Vasari, passing from controversy to the gossip of the studio, has sketched a pleasant picture of the young Buonarroti in his master’s employ. “The artistic and personal qualities of Michelangelo developed so rapidly that Domenico was astounded by signs of power in him beyond the ordinary scope of youth. He perceived, in short, that he not only surpassed the other students, of whom Ghirlandajo had a large number under his tuition, but also that he often competed on an equality with the master. One of the lads who worked there made a pen-drawing of some women, clothed, from a design of Ghirlandajo. Michelangelo took up the paper, and with a broader nib corrected the outline of a female figure, so as to bring it into perfect truth to life. Wonderful it was to see the difference of the two styles, and to note the judgment and ability of a mere boy, so spirited and bold, who had the courage to chastise his master’s handiwork! This drawing I now preserve as a precious relique, since it was given me by Granacci, that it might take a place in my Book of Original Designs, together with others presented to me by Michelangelo. In the year 1550, when I was in Rome, I Giorgio showed it to Michelangelo, who recognised it immediately, and was pleased to see it again, observing modestly that he knew more about the art when he was a child than now in his old age.

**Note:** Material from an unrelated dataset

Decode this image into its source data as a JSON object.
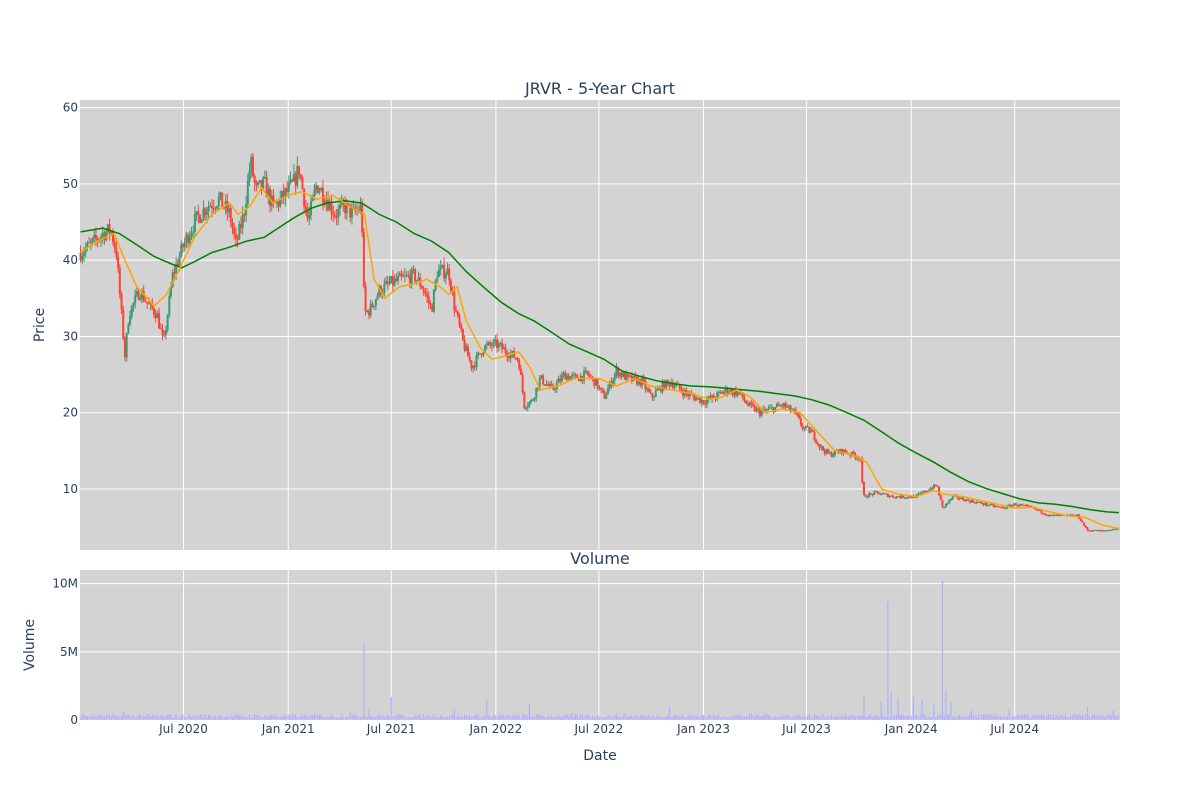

“It happened then that Domenico was engaged upon the great Chapel of S. Maria Novella; and being absent one day, Michelangelo set himself to draw from nature the whole scaffolding, with some easels and all the appurtenances of the art, and a few of the young men at work there. When Domenico returned and saw the drawing, he exclaimed: ’This fellow knows more about it than I do,’ and remained quite stupefied by the new style and the new method of imitation, which a boy of years so tender had received as a gift from heaven.”

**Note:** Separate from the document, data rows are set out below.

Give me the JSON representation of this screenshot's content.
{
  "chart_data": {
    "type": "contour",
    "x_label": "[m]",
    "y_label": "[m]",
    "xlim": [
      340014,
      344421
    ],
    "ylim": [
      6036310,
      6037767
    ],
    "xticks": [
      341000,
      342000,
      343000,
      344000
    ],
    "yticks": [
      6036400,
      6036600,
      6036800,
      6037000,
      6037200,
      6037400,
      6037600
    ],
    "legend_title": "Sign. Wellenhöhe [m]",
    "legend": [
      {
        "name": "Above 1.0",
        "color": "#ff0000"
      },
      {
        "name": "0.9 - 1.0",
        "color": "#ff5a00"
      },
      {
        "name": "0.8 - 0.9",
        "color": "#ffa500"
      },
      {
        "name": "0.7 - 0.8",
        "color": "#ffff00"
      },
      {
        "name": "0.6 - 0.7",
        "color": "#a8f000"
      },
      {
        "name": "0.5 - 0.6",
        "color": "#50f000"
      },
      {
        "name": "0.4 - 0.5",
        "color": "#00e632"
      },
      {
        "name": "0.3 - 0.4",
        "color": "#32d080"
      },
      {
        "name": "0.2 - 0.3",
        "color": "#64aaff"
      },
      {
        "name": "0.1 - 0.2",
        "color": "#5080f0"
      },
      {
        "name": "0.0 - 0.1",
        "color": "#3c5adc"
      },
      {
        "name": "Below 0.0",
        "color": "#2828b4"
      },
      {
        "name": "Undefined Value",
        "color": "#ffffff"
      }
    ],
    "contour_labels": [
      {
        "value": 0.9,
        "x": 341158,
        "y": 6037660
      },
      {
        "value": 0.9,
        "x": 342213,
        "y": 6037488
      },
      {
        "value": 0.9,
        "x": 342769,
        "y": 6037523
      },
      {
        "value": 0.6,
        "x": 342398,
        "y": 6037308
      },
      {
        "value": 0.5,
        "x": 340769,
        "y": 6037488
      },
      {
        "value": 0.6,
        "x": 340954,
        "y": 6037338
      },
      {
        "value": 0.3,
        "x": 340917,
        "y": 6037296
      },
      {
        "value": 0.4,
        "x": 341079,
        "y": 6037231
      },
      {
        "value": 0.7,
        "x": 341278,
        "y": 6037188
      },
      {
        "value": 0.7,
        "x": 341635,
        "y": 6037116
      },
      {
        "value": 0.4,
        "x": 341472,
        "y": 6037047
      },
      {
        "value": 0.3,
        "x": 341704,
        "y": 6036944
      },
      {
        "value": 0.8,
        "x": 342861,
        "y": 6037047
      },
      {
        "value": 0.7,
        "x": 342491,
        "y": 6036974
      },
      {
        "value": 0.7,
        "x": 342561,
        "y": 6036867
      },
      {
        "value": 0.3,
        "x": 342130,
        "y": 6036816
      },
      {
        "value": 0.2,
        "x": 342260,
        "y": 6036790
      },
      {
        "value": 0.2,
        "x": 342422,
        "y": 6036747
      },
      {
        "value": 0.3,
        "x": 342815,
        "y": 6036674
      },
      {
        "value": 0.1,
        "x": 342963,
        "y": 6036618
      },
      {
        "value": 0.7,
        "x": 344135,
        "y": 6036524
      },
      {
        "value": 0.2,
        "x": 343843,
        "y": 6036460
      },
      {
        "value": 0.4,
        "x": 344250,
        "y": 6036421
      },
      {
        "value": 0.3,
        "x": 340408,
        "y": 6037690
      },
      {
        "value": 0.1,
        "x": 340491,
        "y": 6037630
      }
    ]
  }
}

Both Condivi and Vasari relate that, during his apprenticeship to Ghirlandajo, Michelangelo demonstrated his technical ability by producing perfect copies of ancient drawings, executing the facsimile with consummate truth of line, and then dirtying the paper so as to pass it off as the original of some old master. “His only object,” adds Vasari, “was to keep the originals, by giving copies in exchange; seeing that he admired them as specimens of art, and sought to surpass them by his own handling; and in doing this he acquired great renown.” We may pause to doubt whether at the present time—in the case, for instance, of Shelley letters or Rossetti drawings—clever forgeries would be accepted as so virtuous and laudable. But it ought to be remembered that a Florentine workshop at that period contained masses of accumulated designs, all of which were more or less the common property of the painting firm. No single specimen possessed a high market value. It was, in fact, only when art began to expire in Italy, when Vasari published his extensive necrology and formed his famous collection of drawings, that property in a sketch became a topic for moral casuistry.